Mayor Dave Schmidt is quoted in this week’s Park Ridge Herald-Advocate (“Mayor vows to vote against sign proposal,” January 5) as saying he will vote “no” on the zoning code text amendment to permit billboards in Park Ridge: “As far as I’m concerned, when Planning and Zoning votes unanimously on something, that sends a pretty strong message that it’s how the community at large feels.”
In case you’ve been in a coma for the past several weeks, what Schmidt is talking about is the four billboards Generation Group, Inc. (“GGI”) wants the City to approve for the Renaissance office complex at the northwest corner of Park Ridge, a request that has been aggressively advanced by Fourth Ward Ald.
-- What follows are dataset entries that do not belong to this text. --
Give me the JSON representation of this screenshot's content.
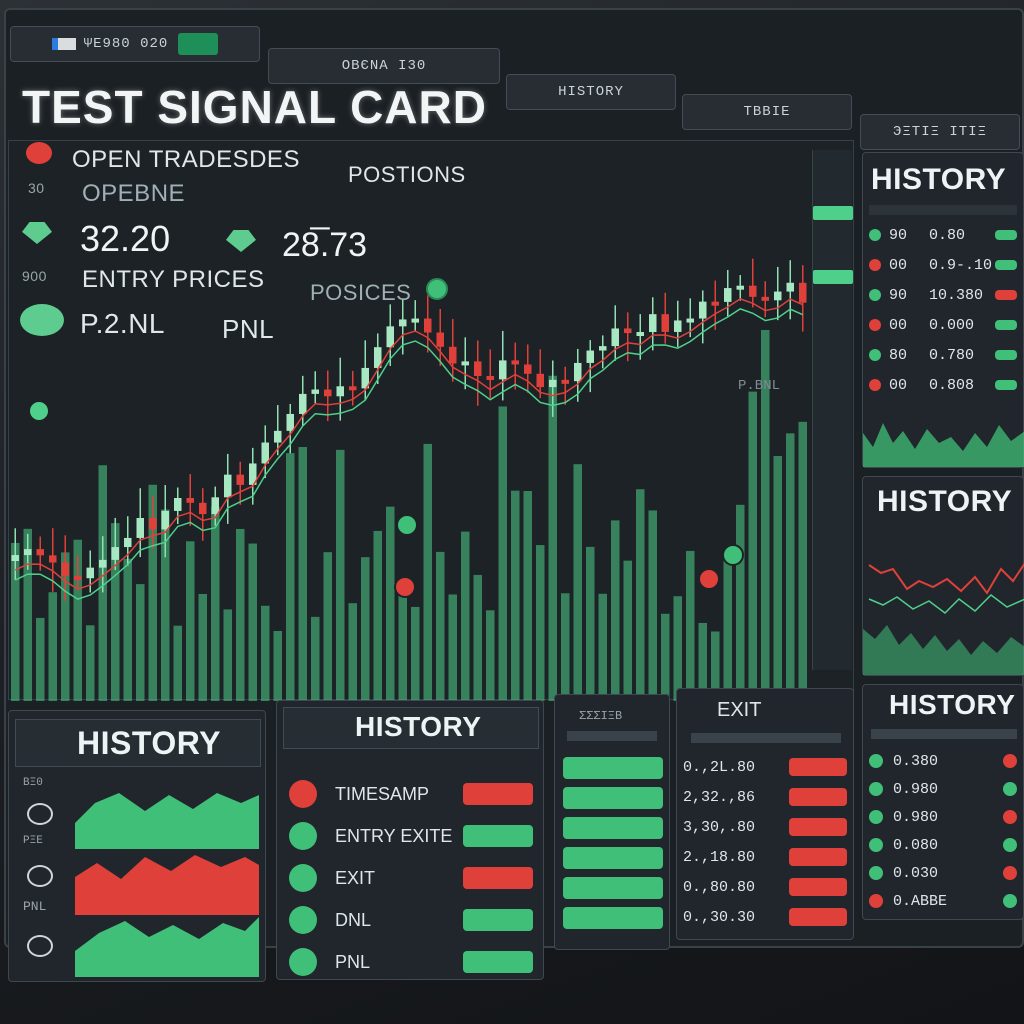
{
  "tabs": [
    {
      "label": "ΨΕ980 020"
    },
    {
      "label": "OBЄNA Ι30"
    },
    {
      "label": "HISTORY"
    },
    {
      "label": "TBBIE"
    },
    {
      "label": "ЭΞΤΙΞ ΙΤΙΞ"
    }
  ],
  "card": {
    "title": "TEST SIGNAL CARD",
    "open_trades": "OPEN TRADESDES",
    "positions": "POSTIONS",
    "opene": "OPEBNE",
    "value1": "32.20",
    "value2": "28̅.73",
    "entry_prices": "ENTRY PRICES",
    "posices": "POSICES",
    "pnl1": "P.2.NL",
    "pnl2": "PNL",
    "side_900": "900",
    "side_30": "30"
  },
  "chart_data": {
    "type": "candlestick",
    "annotation": "P.BNL",
    "y_side_labels": [
      "",
      "",
      "",
      "",
      "",
      "",
      "",
      "",
      ""
    ]
  },
  "history_top": {
    "title": "HISTORY",
    "rows": [
      {
        "a": "90",
        "b": "0.80"
      },
      {
        "a": "00",
        "b": "0.9-.10"
      },
      {
        "a": "90",
        "b": "10.380"
      },
      {
        "a": "00",
        "b": "0.000"
      },
      {
        "a": "80",
        "b": "0.780"
      },
      {
        "a": "00",
        "b": "0.808"
      }
    ]
  },
  "history_mid": {
    "title": "HISTORY"
  },
  "history_b1": {
    "title": "HISTORY",
    "side": [
      "ΒΞ0",
      "",
      "ΡΞΕ",
      "",
      "PNL",
      ""
    ]
  },
  "history_b2": {
    "title": "HISTORY",
    "rows": [
      "TIMESAMP",
      "ENTRY EXITE",
      "EXIT",
      "DNL",
      "PNL"
    ]
  },
  "panel_b3": {
    "header": "ΣΣΣΙΞΒ"
  },
  "panel_b4": {
    "title": "EXIT",
    "rows": [
      "0.,2L.80",
      "2,32.,86",
      "3,30,.80",
      "2.,18.80",
      "0.,80.80",
      "0.,30.30"
    ]
  },
  "history_b5": {
    "title": "HISTORY",
    "rows": [
      "0.380",
      "0.980",
      "0.980",
      "0.080",
      "0.030",
      "0.ABBE"
    ]
  }
}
Jim “Billboards” Allegretti’s ever since GGI contacted him several months ago to enlist his aid in getting the City’s blessing to inflict billboard blight on our community.
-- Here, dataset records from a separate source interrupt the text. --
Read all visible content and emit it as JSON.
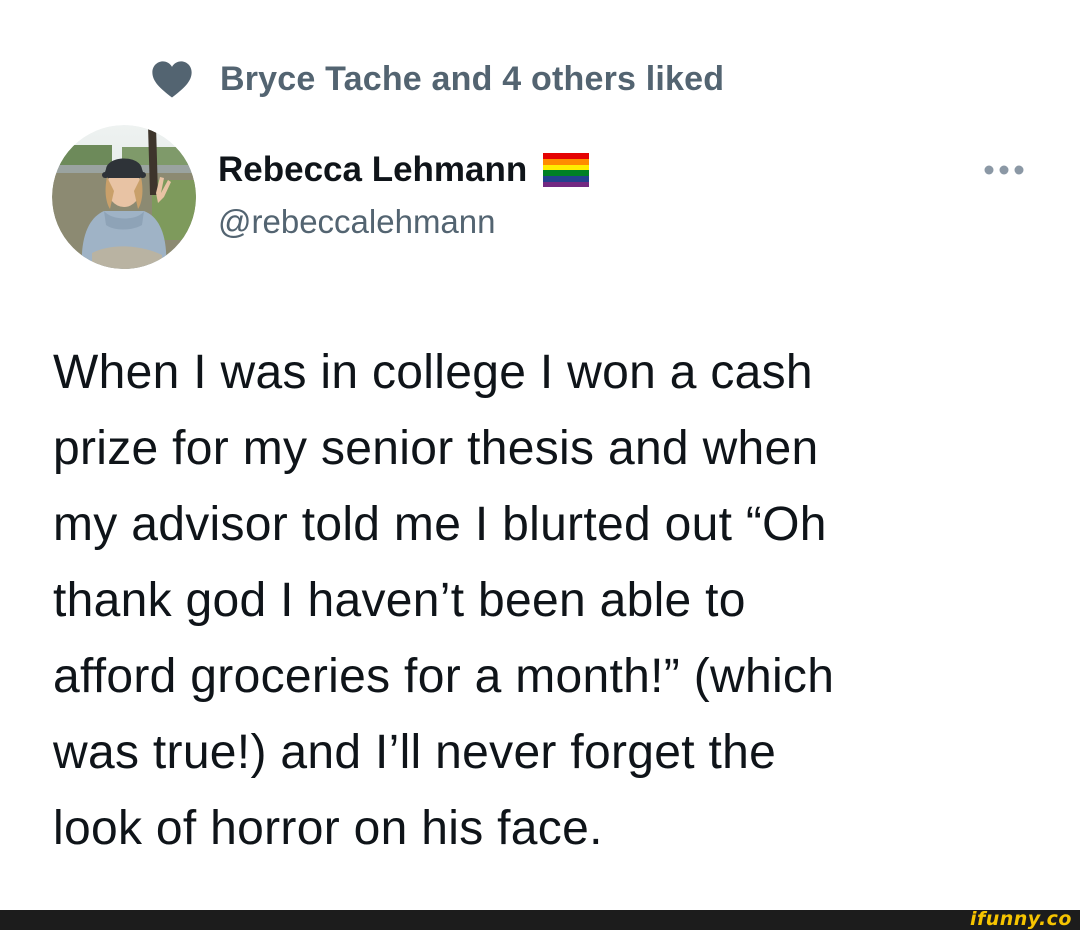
{
  "social_context": {
    "icon": "heart-icon",
    "text": "Bryce Tache and 4 others liked"
  },
  "author": {
    "name": "Rebecca Lehmann",
    "name_badge_icon": "rainbow-flag-icon",
    "handle": "@rebeccalehmann",
    "avatar": "avatar-photo"
  },
  "more_menu": {
    "icon": "more-horizontal-icon"
  },
  "tweet": {
    "lines": [
      "When I was in college I won a cash",
      "prize for my senior thesis and when",
      "my advisor told me I blurted out “Oh",
      "thank god I haven’t been able to",
      "afford groceries for a month!” (which",
      "was true!) and I’ll never forget the",
      "look of horror on his face."
    ]
  },
  "watermark": {
    "text": "ifunny.co"
  },
  "colors": {
    "primary_text": "#0f1419",
    "secondary_text": "#536471",
    "heart": "#536471",
    "footer_bar": "#1c1c1c",
    "watermark": "#f6c400"
  }
}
There is nothing attractive about a billboard, irrespective of whatever message is splayed across it – except to the people who make a bundle on them. But we don’t exactly know who those people are, because Allegretti got Alds. Robert Ryan and Frank Wsol to join him in voting to have the City of Park Ridge be the applicant for the zoning code text amendment needed for the billboards.
That means neither GGI nor the owners of the Renaissance complex (who likely will be getting a nice piece of change as “rent” for providing the billboard location) had to comply with the City’s ethics ordinance, which requires applicants for things like zoning text amendments to disclose their principals, partners, shareholders, officers and directors. In other words, Allegretti, Ryan and Wsol made sure that the owners and operators of GGI and Renaissance folks got a free pass from public scrutiny on this deal.
Why doesn’t that surprise us?
Allegretti continues to try to lead the cattle drive on this billboards deal, arguing that the proposed one-time payment by GGI of $400,000 represents a windfall of 20% of the reported 2009-10 budget deficit. But even if that payment is legal – which the City Attorney thinks it isn’t – it is still just a one-time payment, not a $400,000 annuity. Which means that if Allegretti and his fellow alderdopes keep spending millions more than the City takes in while depleting the City’s fund balances in the process, the economic benefits of that billboard deal will be a distant memory while the billboards continue to stand guard over Park Ridge.
That’s why it is even more suspicious that flyers promoting GGI’s billboards [pdf], and containing several factual inaccuracies, have turned up at Morningfields Market in South Park, a business owned by prominent local attorney and legal colleague of Allegretti’s, Frank DiFranco. The flyers claim that the City is being irresponsible if it turns away the billboard money, which coincidentally is the same argument DiFranco made at the City Council’s December 21, 2009 meeting.
But where was DiFranco for the past few years when the administration of former-mayor Howard P. Frimark – with Allegretti as Frimark’s favorite lap-dog alderman – was passing all these deficit budgets that have left the City in such a precarious condition? Where was DiFranco’s law partner, Jeff Wilson, another pro-billboard take-the-money speaker on December 21?
Will the next Morningfields’ flyers explain those absences?